Colonial Pipeline reportedly paid around 4.4 million dollars in ransom in 2021, helping drive insurers to tighten critical-infrastructure cover.
What Cyber Insurance Covers, and What It Does Not
Cyber policies typically cover incident response, business interruption, data restoration, extortion costs and third-party liability, but the detail matters enormously for energy operators. Many policies were written with IT in mind, so physical damage from a cyber-physical attack and OT-related business interruption may be limited or excluded. Reading the policy against realistic OT scenarios is essential before relying on it.
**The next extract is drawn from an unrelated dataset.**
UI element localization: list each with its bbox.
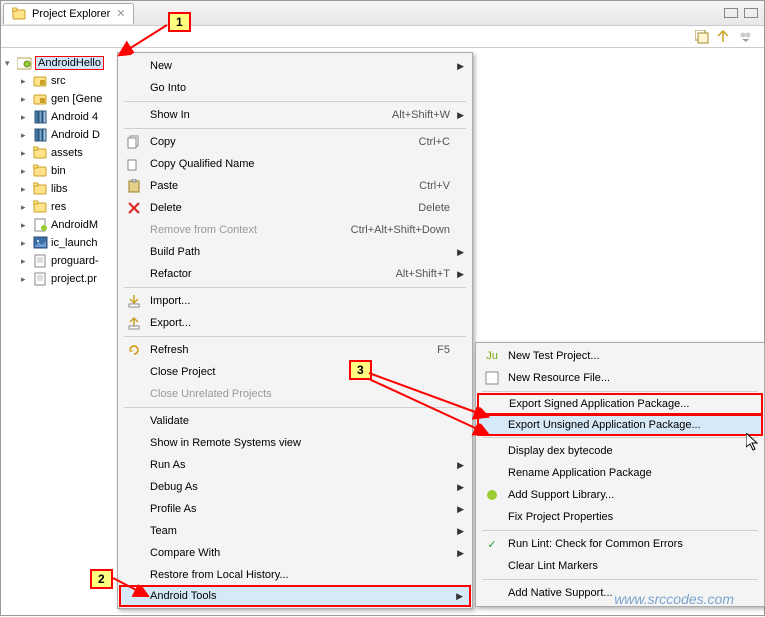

- Common cover: incident response, BI, restoration, extortion, liability
- Watch for limits or exclusions on OT-driven business interruption
- Check treatment of physical damage from cyber-physical events
- Understand war and infrastructure exclusions that may apply
The Controls Underwriters Now Demand
Underwriters have moved from light-touch questionnaires to detailed control requirements, and missing controls now mean higher premiums, lower limits or outright declines. The baseline list has converged across the market and maps closely to good security practice. Energy operators that can evidence these controls qualify for better terms, while those that cannot may struggle to find cover at all.
- Multi-factor authentication on remote access and privileged accounts
- Endpoint detection and response across IT, plus monitoring of OT
- Tested, segmented and offline backups
- Email security, patch management and security awareness training
OT and ICS Considerations
Energy operators face a tougher conversation than typical businesses because their worst-case scenarios involve operational disruption and potential physical harm, not just data loss. Underwriters increasingly ask about OT/IT segmentation, control over remote and vendor access, and OT monitoring, because these determine whether an IT incident can cascade into operations. Being able to demonstrate the controls from the OT security checklist materially improves both insurability and terms.
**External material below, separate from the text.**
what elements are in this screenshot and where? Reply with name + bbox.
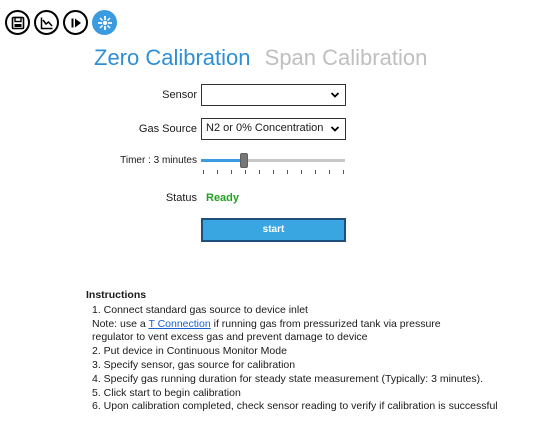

- Evidence of OT/IT segmentation and an industrial DMZ
- Controlled, MFA-protected remote and vendor access
- Monitoring that extends into the OT environment
- A rehearsed, OT-aware incident-response plan
How to Qualify for Better Cover
Treat the insurance application as a security maturity assessment, because that is effectively what it has become. Close the control gaps underwriters care about before renewal, gather the evidence to prove it, and use a recognised framework such as the NCSC CAF or Cyber Essentials to demonstrate structured governance. Operators that present a clear, evidenced programme negotiate from a far stronger position on price and limits.
- Close priority control gaps ahead of renewal
- Assemble evidence: policies, architecture diagrams, test results
- Reference CAF or Cyber Essentials to show governance
- Engage a partner who can both implement and attest to controls
How Kyanite Blue and Coro Help
Kyanite Blue helps energy operators meet underwriter requirements and evidence them at renewal. The Coro platform consolidates the controls insurers ask for, including endpoint protection, email security, multi-factor enforcement and data controls, into a single managed service that is straightforward to operate and to attest to. We map your current posture against the questions on the insurance application, close the gaps, and produce the evidence pack that helps you qualify for better cover on better terms.
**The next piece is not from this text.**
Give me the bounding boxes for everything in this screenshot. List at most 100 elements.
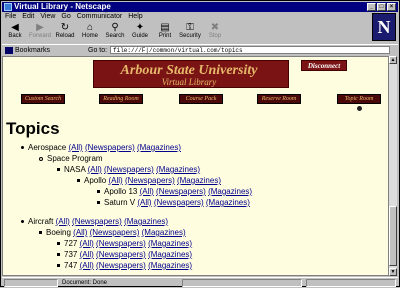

Frequently Asked Questions
What controls do cyber insurers require from energy operators?
The baseline now includes multi-factor authentication on remote and privileged access, endpoint detection and response, tested and offline backups, email security and patch management. Energy operators are additionally asked about OT/IT segmentation, vendor access control and OT monitoring.
Does cyber insurance cover OT and physical damage?
Not always. Many policies were written for IT risk and may limit or exclude OT-driven business interruption and physical damage from cyber-physical attacks. Energy operators should read the policy against realistic OT scenarios and negotiate cover for them explicitly.
How can an energy operator reduce cyber insurance premiums?
Close the control gaps underwriters care about before renewal, evidence them clearly, and demonstrate structured governance through a framework such as the NCSC CAF or Cyber Essentials. A consolidated managed security platform makes those controls easier to operate and to attest to.